Sur les moyens dirigés contre la décision d’obligation de quitter le territoire français :
12. En premier lieu, il ressort de ce qui a été dit au point 3 que la décision attaquée est suffisamment motivée.
13. En second lieu, il ressort de ce qui a été dit aux points 9 et 10, que les moyens tirés de ce que cette décision méconnaitrait les stipulations de l’article 8 de la convention européenne de sauvegarde des droits de l’homme et des libertés fondamentales et serait entachée d’une erreur manifeste d’appréciation doivent être écartés.
Sur les moyens dirigés contre la décision d’interdiction de retour sur le territoire français :
14. En premier lieu, il résulte de ce qui a été dit précédemment que le moyen tiré de ce que la décision d’interdiction de retour sur le territoire français est illégale par voie de conséquence de l’illégalité de la décision d’obligation de quitter le territoire français doit être écarté.
15. En deuxième lieu, aux termes de l’article L. 612-10 du code de l’entrée et du séjour des étrangers et du droit d’asile : « Pour fixer la durée des interdictions de retour mentionnées aux articles L. 612-6 et L. 612-7, l’autorité administrative tient compte de la durée de présence de l’étranger sur le territoire français, de la nature et de l’ancienneté de ses liens avec la France, de la circonstance qu’il a déjà fait l’objet ou non d’une mesure d’éloignement et de la menace pour l’ordre public que représente sa présence sur le territoire français.

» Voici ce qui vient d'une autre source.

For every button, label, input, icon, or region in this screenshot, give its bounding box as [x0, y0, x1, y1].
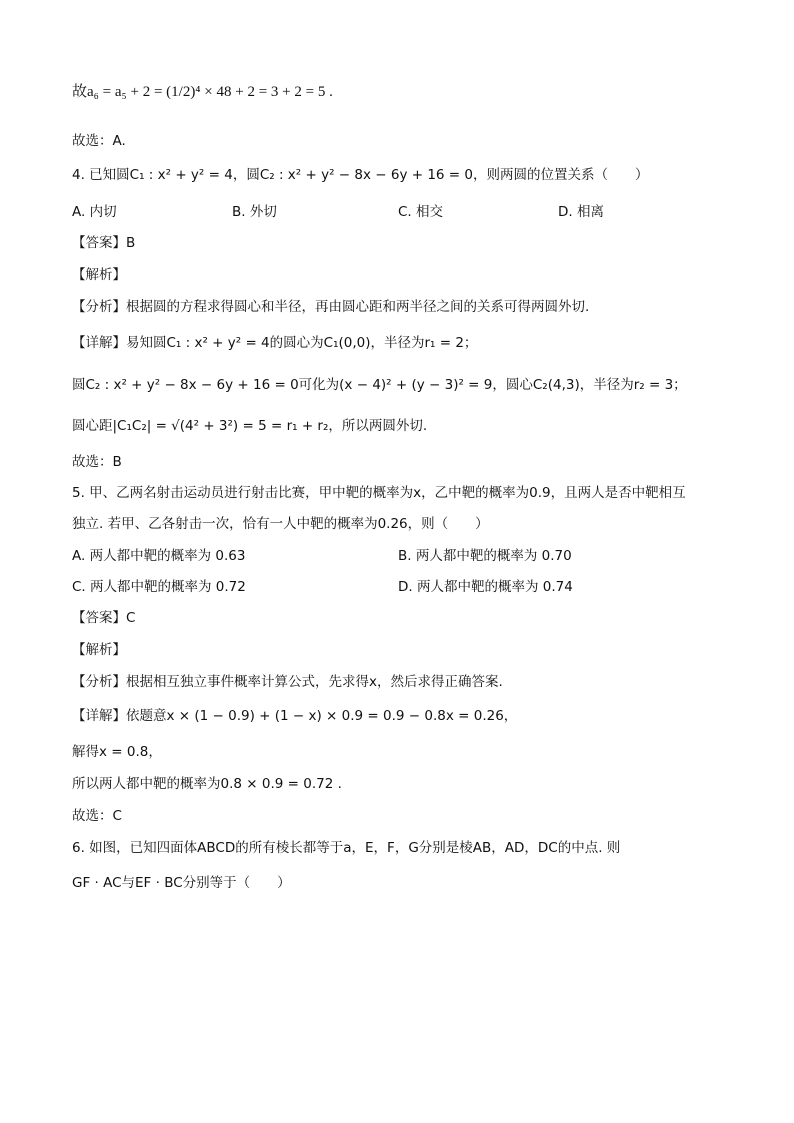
question-5-cont: 独立. 若甲、乙各射击一次，恰有一人中靶的概率为0.26，则（ ） — [72, 516, 489, 532]
answer-label: 【答案】B — [72, 235, 136, 251]
detail-text: 【详解】依题意x × (1 − 0.9) + (1 − x) × 0.9 = 0.9 − 0.8x = 0.26， — [72, 708, 518, 724]
q5-option-c: C. 两人都中靶的概率为 0.72 — [72, 579, 246, 595]
analysis-label: 【解析】 — [72, 267, 126, 283]
answer-label: 【答案】C — [72, 610, 136, 626]
question-6: 6. 如图，已知四面体ABCD的所有棱长都等于a，E，F，G分别是棱AB，AD，DC的中点. 则 — [72, 840, 621, 856]
detail-text: 【详解】易知圆C₁ : x² + y² = 4的圆心为C₁(0,0)，半径为r₁ = 2； — [72, 335, 478, 351]
question-4: 4. 已知圆C₁ : x² + y² = 4，圆C₂ : x² + y² − 8x − 6y + 16 = 0，则两圆的位置关系（ ） — [72, 167, 649, 183]
analysis-text: 【分析】根据圆的方程求得圆心和半径，再由圆心距和两半径之间的关系可得两圆外切. — [72, 299, 590, 315]
question-6-cont: GF · AC与EF · BC分别等于（ ） — [72, 875, 291, 891]
answer-choice: 故选：A. — [72, 133, 126, 149]
detail-text: 圆C₂ : x² + y² − 8x − 6y + 16 = 0可化为(x − 4)² + (y − 3)² = 9，圆心C₂(4,3)，半径为r₂ = 3； — [72, 377, 687, 393]
q4-option-c: C. 相交 — [398, 204, 444, 220]
q4-option-b: B. 外切 — [232, 204, 277, 220]
question-5: 5. 甲、乙两名射击运动员进行射击比赛，甲中靶的概率为x，乙中靶的概率为0.9，且两人是否中靶相互 — [72, 485, 686, 501]
q5-option-b: B. 两人都中靶的概率为 0.70 — [398, 548, 572, 564]
detail-text: 所以两人都中靶的概率为0.8 × 0.9 = 0.72 . — [72, 776, 342, 792]
analysis-label: 【解析】 — [72, 642, 126, 658]
solution-line: 故a₆ = a₅ + 2 = (1/2)⁴ × 48 + 2 = 3 + 2 = 5 . — [72, 84, 333, 100]
q5-option-d: D. 两人都中靶的概率为 0.74 — [398, 579, 573, 595]
answer-choice: 故选：B — [72, 454, 122, 470]
q4-option-d: D. 相离 — [558, 204, 604, 220]
analysis-text: 【分析】根据相互独立事件概率计算公式，先求得x，然后求得正确答案. — [72, 674, 503, 690]
detail-text: 解得x = 0.8， — [72, 744, 162, 760]
answer-choice: 故选：C — [72, 808, 122, 824]
q5-option-a: A. 两人都中靶的概率为 0.63 — [72, 548, 246, 564]
detail-text: 圆心距|C₁C₂| = √(4² + 3²) = 5 = r₁ + r₂，所以两圆外切. — [72, 418, 428, 434]
q4-option-a: A. 内切 — [72, 204, 117, 220]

Il en est de même pour l’édiction et la durée de l’interdiction de retour mentionnée à l’article L. 612-8 ainsi que pour la prolongation de l’interdiction de retour prévue à l’article L. 612-11 ». Aux termes de l’article L. 613-2 du même code : « Les décisions relatives au refus et à la fin du délai de départ volontaire prévues aux articles L. 612-2 et L. 612-5 et les décisions d’interdiction de retour et de prolongation d’interdiction de retour prévues aux articles L. 612-6, L. 612-7, L. 612-8 et L. 612-11 sont distinctes de la décision portant obligation de quitter le territoire français. Elles sont motivées ».
16. La décision en litige est motivée par la durée du séjour du requérant en France ainsi que par la nature et l’ancienneté de ses liens avec la France. La motivation de cette décision atteste donc de la prise en compte par le préfet des Hauts-de-Seine de l’ensemble des critères prévus par la loi. Par suite, le moyen tiré de l’insuffisance de la motivation de la décision d’interdiction de retour sur le territoire français doit être écarté.
17. Il résulte de tout ce qui précède que les conclusions à fin d’annulation présentées par M. A ne peuvent qu’être rejetées. Il en va de même, par voie de conséquence, de ses conclusions à fin d’injonction et de celles présentées sur le fondement des dispositions de l’article L. 761-1 du code de justice administrative.
D E C I D E :
Article 1er : La requête de M. A est rejetée.
Article 2 : Le présent jugement sera notifié à M. B A et au préfet des Hauts-de-Seine.
Délibéré après l’audience du 31 janvier 2025, à laquelle siégeaient :
M. Buisson, président ;
Mme L’Hermine, première conseillère ;
M. Ausseil, conseiller ;
assistés de Mme Pradeau, greffière.
Rendu public par mise à disposition au greffe le 14 février 2025.
Le rapporteur,
signé
M. Ausseil
Le président,
signé
L. Buisson
La greffière,
signé
A. Pradeau
La République mande et ordonne au préfet des Hauts-de-Seine en ce qui le concerne ou à tous commissaires de justice à ce requis en ce qui concerne les voies de droit commun contre les parties privées, de pourvoir à l’exécution de la présente décision.